Economic crises are always what trigger alarm bells. They warn of the impending collapse. Venezuela was no exception. The policy of expropriations, the state-run enterprise, and the control of strategic sectors, including banking, iron and aluminum, telecommunications, and important agricultural sectors, very quickly became rampant hotbeds of corruption, irrefutable examples of mismanagement that left Venezuelans without public services. Did Venezuelans need the intervention of a foreign country? This is something Venezuelans were unable to resolve and manage the political crisis that worsened following the rejection of the election results held on June 28, 2024. Chavismo decided to forge ahead and fell into the abyss. The thesis of a people in arms, the perfect unity between the people and the army, the military doctrine known as protracted people's war, designed and implemented by Mao Zedong's China and later by the Vietnamese leader Ho Chi Minh, turned out to be a jumble of nonsense that fell on deaf ears. The political conditions and social organization necessary to build political and military resistance against a formidable army like that of the United States did not exist.

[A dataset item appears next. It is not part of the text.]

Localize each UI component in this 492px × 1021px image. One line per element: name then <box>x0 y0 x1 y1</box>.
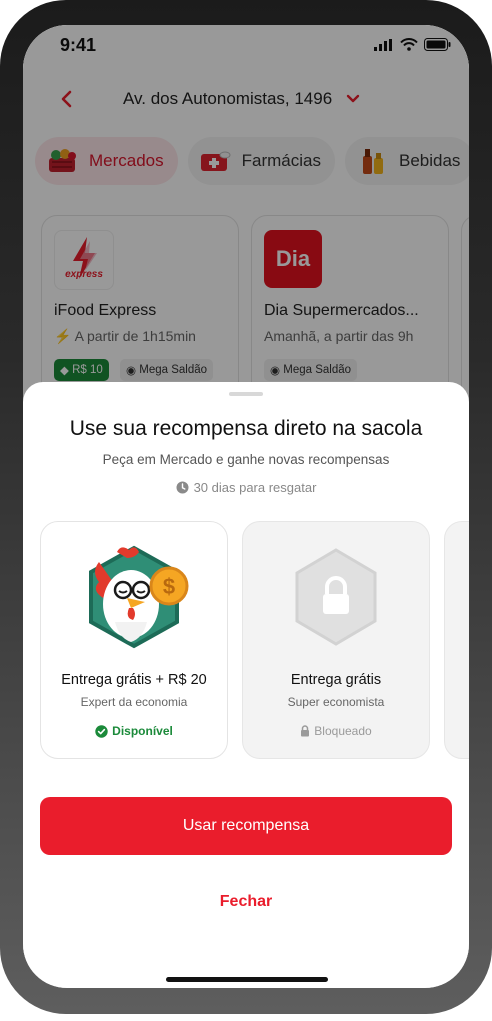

The country's sovereignty, its self-determination, has been compromised. It will be a political transition managed and then monitored by the United States. Which is saying something. A major question also arises for countries like Mexico and Colombia, drug producers. Will they be subjected to military operations as has happened in Venezuela? The United States has dusted off the Monroe Doctrine (America for the Americans), now remastered by its new national security strategy, outlined by President Trump during the press conference in which he detailed the military operation carried out in Venezuela. But if history tells us anything, it is that US interventions in Latin America have been traumatic and disastrous in their political consequences.

Other questions remain to be answered: Which security forces will exercise territorial control of the country? Is the lack of response to the US military action due to a division within the Venezuelan army? Could the military institution collapse? Are we on the verge of social chaos? These are the risks and dangers we face as a result of the intervention of the United States military forces.